The ObjectAllocator replaces the GenericAllocator to provide two important improvements:

  • It supports ReadOnlySpan<byte> keys. With this change Tsavorite now uses only ReadOnlySpan<byte> keys; the Garnet processing layer uses PinnedSpanByte keys initially, which are converted to ReadOnlySpan<byte> at the GarnetApi/StorageSession boundary. (The GenericAllocator did not support SpanByte keys.)
  • It replaces the separate managed array of GenericAllocator with native allocations for the log pages, exactly like SpanByteAllocator.

Tsavorite provides two primary allocators:

  • Strings are stored in a version of TsavoriteKV that uses a SpanByteAllocator.
  • Objects are stored in a version of TsavoriteKV that uses an ObjectAllocator. This is also the "unified allocator" used by Garnet.
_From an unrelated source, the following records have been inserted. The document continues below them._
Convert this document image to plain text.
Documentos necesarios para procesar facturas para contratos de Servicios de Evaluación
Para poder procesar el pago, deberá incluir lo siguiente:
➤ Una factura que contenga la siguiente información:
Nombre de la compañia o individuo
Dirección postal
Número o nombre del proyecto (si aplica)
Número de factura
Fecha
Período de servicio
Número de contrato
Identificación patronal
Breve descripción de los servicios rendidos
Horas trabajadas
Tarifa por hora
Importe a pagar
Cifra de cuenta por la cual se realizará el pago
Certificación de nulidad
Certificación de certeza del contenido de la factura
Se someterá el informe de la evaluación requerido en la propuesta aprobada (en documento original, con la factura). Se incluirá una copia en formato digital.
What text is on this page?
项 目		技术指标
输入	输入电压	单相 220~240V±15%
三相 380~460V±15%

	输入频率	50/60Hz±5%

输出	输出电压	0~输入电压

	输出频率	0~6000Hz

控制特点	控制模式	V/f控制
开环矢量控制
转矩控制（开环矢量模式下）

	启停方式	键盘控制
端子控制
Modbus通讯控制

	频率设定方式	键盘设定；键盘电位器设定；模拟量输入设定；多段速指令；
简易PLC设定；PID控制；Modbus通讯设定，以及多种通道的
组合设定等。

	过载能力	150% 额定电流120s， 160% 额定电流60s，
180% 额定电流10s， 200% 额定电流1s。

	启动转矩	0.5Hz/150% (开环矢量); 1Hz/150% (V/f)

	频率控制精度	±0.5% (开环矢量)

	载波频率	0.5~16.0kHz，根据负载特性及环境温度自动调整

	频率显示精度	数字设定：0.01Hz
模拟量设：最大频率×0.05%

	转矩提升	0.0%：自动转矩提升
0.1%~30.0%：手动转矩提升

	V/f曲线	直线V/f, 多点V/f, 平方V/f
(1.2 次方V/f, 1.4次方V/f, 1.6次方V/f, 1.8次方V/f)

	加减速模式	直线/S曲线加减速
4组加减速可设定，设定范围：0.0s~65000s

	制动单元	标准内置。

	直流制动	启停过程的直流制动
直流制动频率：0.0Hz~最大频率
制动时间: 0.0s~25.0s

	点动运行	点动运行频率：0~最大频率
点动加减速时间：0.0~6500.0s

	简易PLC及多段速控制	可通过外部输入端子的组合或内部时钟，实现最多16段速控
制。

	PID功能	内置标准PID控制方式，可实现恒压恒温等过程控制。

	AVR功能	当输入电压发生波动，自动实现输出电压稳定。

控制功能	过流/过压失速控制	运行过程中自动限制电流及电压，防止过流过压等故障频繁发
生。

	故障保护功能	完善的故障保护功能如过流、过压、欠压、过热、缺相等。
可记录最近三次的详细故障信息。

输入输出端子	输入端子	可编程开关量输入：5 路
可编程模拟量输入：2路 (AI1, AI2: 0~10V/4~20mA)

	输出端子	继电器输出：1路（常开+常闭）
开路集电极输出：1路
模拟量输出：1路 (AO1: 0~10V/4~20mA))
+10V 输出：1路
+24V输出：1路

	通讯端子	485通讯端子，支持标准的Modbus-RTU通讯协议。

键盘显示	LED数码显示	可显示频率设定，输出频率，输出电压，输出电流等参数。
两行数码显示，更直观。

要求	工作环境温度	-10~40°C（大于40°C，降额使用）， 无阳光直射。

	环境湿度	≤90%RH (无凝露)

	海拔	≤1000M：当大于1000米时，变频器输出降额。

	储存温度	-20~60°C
The former BlittableAllocator is now the TsavoriteLogAllocator, used only by the TsavoriteLog.

One big difference between the two is that SpanByteAllocator allows larger pages for strings, while ObjectAllocator allows using a smaller page size because objects use only 4 byte identifiers in the inline log record. Thus, the page size can be much smaller, allowing finer control over Object size tracking and memory-budget enforcement. Either allocator can also set the Key and Value max inline sizes to cause the field to be stored in an overflow allocation, although this is less performant.

Two Log Files

ObjectAllocator supports two log files simlarly to GenericAllocator. However, GenericAllocator was limited to a fixed 100MB buffer size for object serialization. ObjectAllocator uses a circular buffer system, currently 4 buffers of 4MB each, and writes one to disk while populating the next (or reads the following buffers from disk while processing the current one, e.g. deserializing objects.

The key points in the code here are AsyncWrite, AsyncRead, AsyncGetFromDisk, and iterators. The basic flow is:

  • Flush:
    • This is AsyncFlushPagesForReadOnly and Checkpointing. AsyncFlushPagesForReadOnly is a loop on partial or complete pages; it creates a CircularDiskWriteBuffer that is reused throughout the entire call to AsyncFlushPagesForReadOnly, for all the partial ranges. The main driver is an ObjectLogWriter, which handles writing for Overflow (large, out-of-line allocations that are byte[]; this writing is optimized to minimize copies) strings and serialization of objects. The basic operation of the circular buffer is to track the current DiskWriteBuffer's current position, last flushed position, and end position (e.g. if it ends in the middle of a segment).
  • Read:
    • This may be either AsyncGetFromDisk for RUMD operations or Scan, either for iteration or recovery. Similar to Flush, it creates a CircularDiskReadBuffer composed of multiple DiskReadBuffers, and issues disk reads ahead of the operation on the buffer (such as object deserialization).

Adaptive Fields in LogRecord

When we serialize a LogRecord to disk, as we write the object log file we also modify the disk-image of the LogRecord (but, importantly, do not modify the length of the logRecord, to keep the LogicalAddress space consistent) to maintain a "pointer" and length in the ObjectLog file:

  • We record the position in the Log file in the ObjectLogPosition ulong that is allocated for the record when we specify non-inline.
  • We reuse the ObjectId space for the length of that field. For Value objects, we also use the top byte of the ObjectLogPosition field, giving a total of 40 bits or 1 TB of address for a single object, and 72 PB for the entire object log.

ObjectIdMap Remapping

The ObjectAllocator carries a second ObjectIdMap, a transient one intended for IO and iterator and pending operations. (These are the same scenarios that embed a LogRecord into a DiskLogRecord.) In these cases we remap the ObjectIds in the temporary image to use the TransientObjectIdMap, so pages can be evicted and their ObjectIdMaps reused.